SELECT ExampleID, FixedAlphaMethod, FixedAlphaVal FROM Example WHERE FixedAlphaVal > ”
It also allows the query engine to do a positioned read rather than a discrete comparison of each value. On some DBMS platforms this can be a tremendous performance improvement.
Use Case 2 – VARCHAR Column
The CHAR vs. VARCHAR data types is another issue that can cause a lot of confusion. On many platforms, inserting a value into a CHAR column will pad the string with trailing blanks. This can cause inconsistent query results. This usually manifests itself when trying to do a join, where one column is CHAR and the other is VARCHAR. Ensure you are trimming the strings and CAST to the same datatype to overcome this problem. In the context of this example, the behavior was the same as with the CHAR column.
SELECT ExampleID, VarAlphaMethod, VarAlphaVal FROM Example WHERE VarAlphaVal IS NOT NULL
As we can see, the result set includes the records with the blank and single space in the VarAlphaVal column.
Again, we can use either of the <> or > comparisons in the where clause to get the result set that removes the NULL and blanks as follows:
SELECT ExampleID, VarAlphaMethod, VarAlphaVal FROM Example WHERE VarAlphaVal <> ”
SELECT ExampleID, VarAlphaMethod, VarAlphaVal FROM Example WHERE VarAlphaVal > ”

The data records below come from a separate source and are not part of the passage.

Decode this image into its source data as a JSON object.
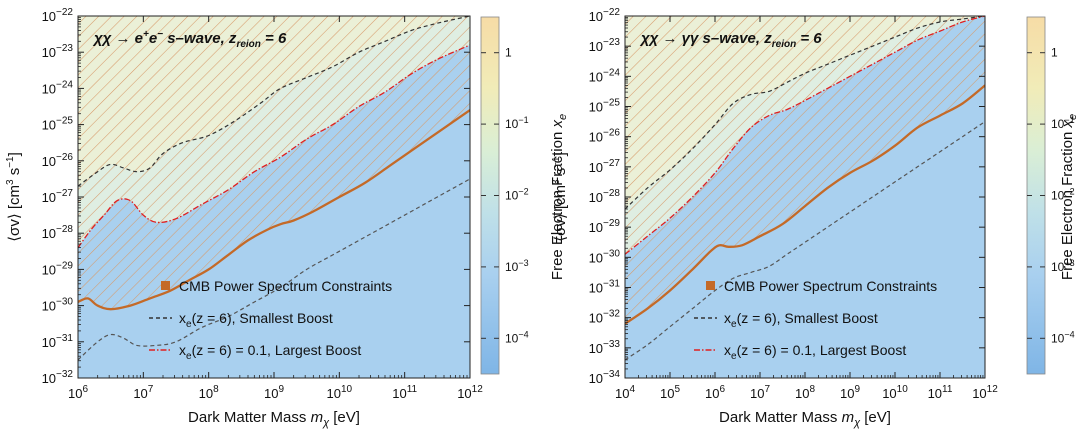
{
  "chart_data": [
    {
      "type": "line",
      "title_parts": [
        "χχ → e",
        "+",
        "e",
        "−",
        " s–wave, z",
        "reion",
        " = 6"
      ],
      "xlabel_parts": [
        "Dark Matter Mass ",
        "m",
        "χ",
        " [eV]"
      ],
      "ylabel_parts": [
        "⟨σv⟩ [cm",
        "3",
        " s",
        "−1",
        "]"
      ],
      "x_log_range": [
        6,
        12
      ],
      "y_log_range": [
        -32,
        -22
      ],
      "x_scale": "log",
      "y_scale": "log",
      "xticks": [
        6,
        7,
        8,
        9,
        10,
        11,
        12
      ],
      "yticks": [
        -32,
        -31,
        -30,
        -29,
        -28,
        -27,
        -26,
        -25,
        -24,
        -23,
        -22
      ],
      "legend_position": "lower-right",
      "legend": [
        {
          "label": "CMB Power Spectrum Constraints",
          "style": "square",
          "color": "#c46a28"
        },
        {
          "label_base": "x",
          "label_sub": "e",
          "label_rest": "(z = 6), Smallest Boost",
          "style": "dashed",
          "color": "#333333"
        },
        {
          "label_base": "x",
          "label_sub": "e",
          "label_rest": "(z = 6) = 0.1, Largest Boost",
          "style": "dashdot",
          "color": "#e02020"
        }
      ],
      "series": [
        {
          "name": "CMB Power Spectrum Constraints",
          "x_log": [
            6,
            6.15,
            6.3,
            6.5,
            6.8,
            7.1,
            7.4,
            7.7,
            8.0,
            8.3,
            8.6,
            8.9,
            9.1,
            9.3,
            9.6,
            10.0,
            10.4,
            10.8,
            11.2,
            11.6,
            12.0
          ],
          "y_log": [
            -29.9,
            -29.8,
            -30.0,
            -30.1,
            -30.0,
            -29.8,
            -29.6,
            -29.3,
            -29.0,
            -28.6,
            -28.2,
            -27.9,
            -27.75,
            -27.65,
            -27.4,
            -27.0,
            -26.6,
            -26.1,
            -25.6,
            -25.1,
            -24.6
          ]
        },
        {
          "name": "xe(z = 6), Smallest Boost",
          "x_log": [
            6,
            6.3,
            6.5,
            6.7,
            6.9,
            7.1,
            7.3,
            7.6,
            8.0,
            8.4,
            8.8,
            9.1,
            9.5,
            9.9,
            10.3,
            10.7,
            11.1,
            11.5,
            12.0
          ],
          "y_log": [
            -26.7,
            -26.3,
            -26.1,
            -26.2,
            -26.3,
            -26.2,
            -25.8,
            -25.5,
            -25.3,
            -24.9,
            -24.4,
            -24.0,
            -23.7,
            -23.4,
            -23.0,
            -22.7,
            -22.4,
            -22.2,
            -22.0
          ]
        },
        {
          "name": "xe(z = 6), Smallest Boost lower",
          "x_log": [
            6,
            6.3,
            6.5,
            6.7,
            6.9,
            7.2,
            7.5,
            7.9,
            8.3,
            8.7,
            9.1,
            9.5,
            9.9,
            10.3,
            10.7,
            11.1,
            11.5,
            12.0
          ],
          "y_log": [
            -31.5,
            -31.0,
            -30.8,
            -30.9,
            -31.1,
            -31.1,
            -31.0,
            -30.6,
            -30.3,
            -29.9,
            -29.5,
            -29.0,
            -28.6,
            -28.2,
            -27.8,
            -27.4,
            -27.0,
            -26.5
          ]
        },
        {
          "name": "xe(z = 6) = 0.1, Largest Boost",
          "x_log": [
            6,
            6.2,
            6.4,
            6.6,
            6.8,
            7.0,
            7.2,
            7.5,
            7.9,
            8.3,
            8.7,
            9.1,
            9.5,
            9.9,
            10.3,
            10.7,
            11.1,
            11.5,
            12.0
          ],
          "y_log": [
            -28.4,
            -27.9,
            -27.5,
            -27.1,
            -27.1,
            -27.5,
            -27.7,
            -27.6,
            -27.2,
            -26.8,
            -26.3,
            -25.9,
            -25.4,
            -25.0,
            -24.5,
            -24.1,
            -23.6,
            -23.2,
            -22.8
          ]
        }
      ],
      "colorbar": {
        "label_parts": [
          "Free Electron Fraction ",
          "x",
          "e"
        ],
        "log_range": [
          -4.5,
          0.5
        ],
        "ticks": [
          {
            "base": "10",
            "exp": "−4",
            "log": -4
          },
          {
            "base": "10",
            "exp": "−3",
            "log": -3
          },
          {
            "base": "10",
            "exp": "−2",
            "log": -2
          },
          {
            "base": "10",
            "exp": "−1",
            "log": -1
          },
          {
            "base": "1",
            "exp": "",
            "log": 0
          }
        ]
      }
    },
    {
      "type": "line",
      "title_parts": [
        "χχ → γγ s–wave, z",
        "reion",
        " = 6"
      ],
      "xlabel_parts": [
        "Dark Matter Mass ",
        "m",
        "χ",
        " [eV]"
      ],
      "ylabel_parts": [
        "⟨σv⟩ [cm",
        "3",
        " s",
        "−1",
        "]"
      ],
      "x_log_range": [
        4,
        12
      ],
      "y_log_range": [
        -34,
        -22
      ],
      "x_scale": "log",
      "y_scale": "log",
      "xticks": [
        4,
        5,
        6,
        7,
        8,
        9,
        10,
        11,
        12
      ],
      "yticks": [
        -34,
        -33,
        -32,
        -31,
        -30,
        -29,
        -28,
        -27,
        -26,
        -25,
        -24,
        -23,
        -22
      ],
      "legend_position": "lower-right",
      "legend": [
        {
          "label": "CMB Power Spectrum Constraints",
          "style": "square",
          "color": "#c46a28"
        },
        {
          "label_base": "x",
          "label_sub": "e",
          "label_rest": "(z = 6), Smallest Boost",
          "style": "dashed",
          "color": "#333333"
        },
        {
          "label_base": "x",
          "label_sub": "e",
          "label_rest": "(z = 6) = 0.1, Largest Boost",
          "style": "dashdot",
          "color": "#e02020"
        }
      ],
      "series": [
        {
          "name": "CMB Power Spectrum Constraints",
          "x_log": [
            4,
            4.5,
            5,
            5.5,
            5.9,
            6.1,
            6.3,
            6.6,
            7.0,
            7.5,
            8.0,
            8.5,
            9.0,
            9.5,
            10.0,
            10.5,
            11.0,
            11.5,
            12.0
          ],
          "y_log": [
            -32.2,
            -31.7,
            -31.1,
            -30.4,
            -29.8,
            -29.6,
            -29.65,
            -29.6,
            -29.3,
            -28.9,
            -28.3,
            -27.7,
            -27.2,
            -26.8,
            -26.3,
            -25.7,
            -25.3,
            -24.9,
            -24.3
          ]
        },
        {
          "name": "xe(z = 6), Smallest Boost",
          "x_log": [
            4,
            4.5,
            5,
            5.5,
            6.0,
            6.4,
            6.8,
            7.2,
            7.6,
            8.0,
            8.5,
            9.0,
            9.5,
            10.0,
            10.5,
            11.0,
            11.5,
            12.0
          ],
          "y_log": [
            -28.4,
            -27.7,
            -27.1,
            -26.4,
            -25.6,
            -24.9,
            -24.6,
            -24.5,
            -24.2,
            -23.9,
            -23.6,
            -23.3,
            -23.0,
            -22.7,
            -22.4,
            -22.2,
            -22.1,
            -22.0
          ]
        },
        {
          "name": "xe(z = 6), Smallest Boost lower",
          "x_log": [
            4,
            4.5,
            5,
            5.5,
            6.0,
            6.4,
            6.8,
            7.2,
            7.6,
            8.0,
            8.5,
            9.0,
            9.5,
            10.0,
            10.5,
            11.0,
            11.5,
            12.0
          ],
          "y_log": [
            -33.4,
            -32.9,
            -32.3,
            -31.7,
            -31.1,
            -30.7,
            -30.5,
            -30.3,
            -29.9,
            -29.5,
            -29.0,
            -28.5,
            -28.0,
            -27.5,
            -27.0,
            -26.5,
            -26.0,
            -25.5
          ]
        },
        {
          "name": "xe(z = 6) = 0.1, Largest Boost",
          "x_log": [
            4,
            4.5,
            5,
            5.5,
            6.0,
            6.4,
            6.8,
            7.2,
            7.6,
            8.0,
            8.5,
            9.0,
            9.5,
            10.0,
            10.5,
            11.0,
            11.5,
            12.0
          ],
          "y_log": [
            -29.9,
            -29.3,
            -28.7,
            -28.0,
            -27.2,
            -26.4,
            -25.7,
            -25.3,
            -25.1,
            -24.8,
            -24.4,
            -24.0,
            -23.6,
            -23.2,
            -22.8,
            -22.5,
            -22.2,
            -22.0
          ]
        }
      ],
      "colorbar": {
        "label_parts": [
          "Free Electron Fraction ",
          "x",
          "e"
        ],
        "log_range": [
          -4.5,
          0.5
        ],
        "ticks": [
          {
            "base": "10",
            "exp": "−4",
            "log": -4
          },
          {
            "base": "10",
            "exp": "−3",
            "log": -3
          },
          {
            "base": "10",
            "exp": "−2",
            "log": -2
          },
          {
            "base": "10",
            "exp": "−1",
            "log": -1
          },
          {
            "base": "1",
            "exp": "",
            "log": 0
          }
        ]
      }
    }
  ],
  "colors": {
    "background_low": "#a9d0ef",
    "background_high": "#f6dca6",
    "constraint": "#c46a28",
    "hatch": "#d79a6a",
    "smallest_boost": "#333333",
    "largest_boost": "#e02020"
  }
}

Use Case 3 – INTEGER Column
Lastly, let’s examine a situation where the column is numeric. There are similar instances where different applications may populate the column differently. Some may use NULL because there isn’t a value, while others may default to 0 (zero). Assuming we are interested in meaningful, positive values, we can see that different variants of the WHERE clause give us different results (with varying performance), so we want to use the best alternative for our use case:
If we use IS NOT NULL, we are picking up the 0 (zero) valued rows, since it is a valid data value whereas NULL is the absence of a value.
SELECT ExampleID, NumMethod, NumVal FROM Example WHERE NumVal IS NOT NULL
Records with ExampleID of 10 and 12 are filtered out due to the NULL in NumVal.
If we want to exclude 0 (zero) values as well, we would use:
SELECT ExampleID, NumMethod, NumVal FROM Example WHERE NumVal> 0
Note of interest: In SQL Server we can get the same result by comparing to blank:
SELECT ExampleID, NumMethod, NumValFROM Example WHERE NumVal > ”
For numeric columns, the same performance considerations exist as for alphanumeric. Using IS NOT NULL in a WHERE clause can negatively impact performance. It forces the optimizer to do a full table scan, rather than an indexed read for the column used in the WHERE clause.
Summary
Understanding your specific database platform is crucial in determining the behavior induced by NULL vs. blank columns. Understanding your environment is also critical, as the data within that database may not have been populated in the manner you expect. You want to ensure that you write efficient SQL. To test it adequately, you need to use test data sets with thousands or even millions of records. It is also imperative to use proper indexes over the columns used in WHERE clauses, so that the query optimizer builds efficient access plans, keeping table scans to an absolute minimum. Depending on the platform, a NULL will usually be included in an index. However, using IS NOT NULL in a WHERE clause for that same column will force a table scan, which foregoes the efficiency of the index. Using the > or <> comparisons will generally yield the desired result set with greater efficiency, since the indexes are used.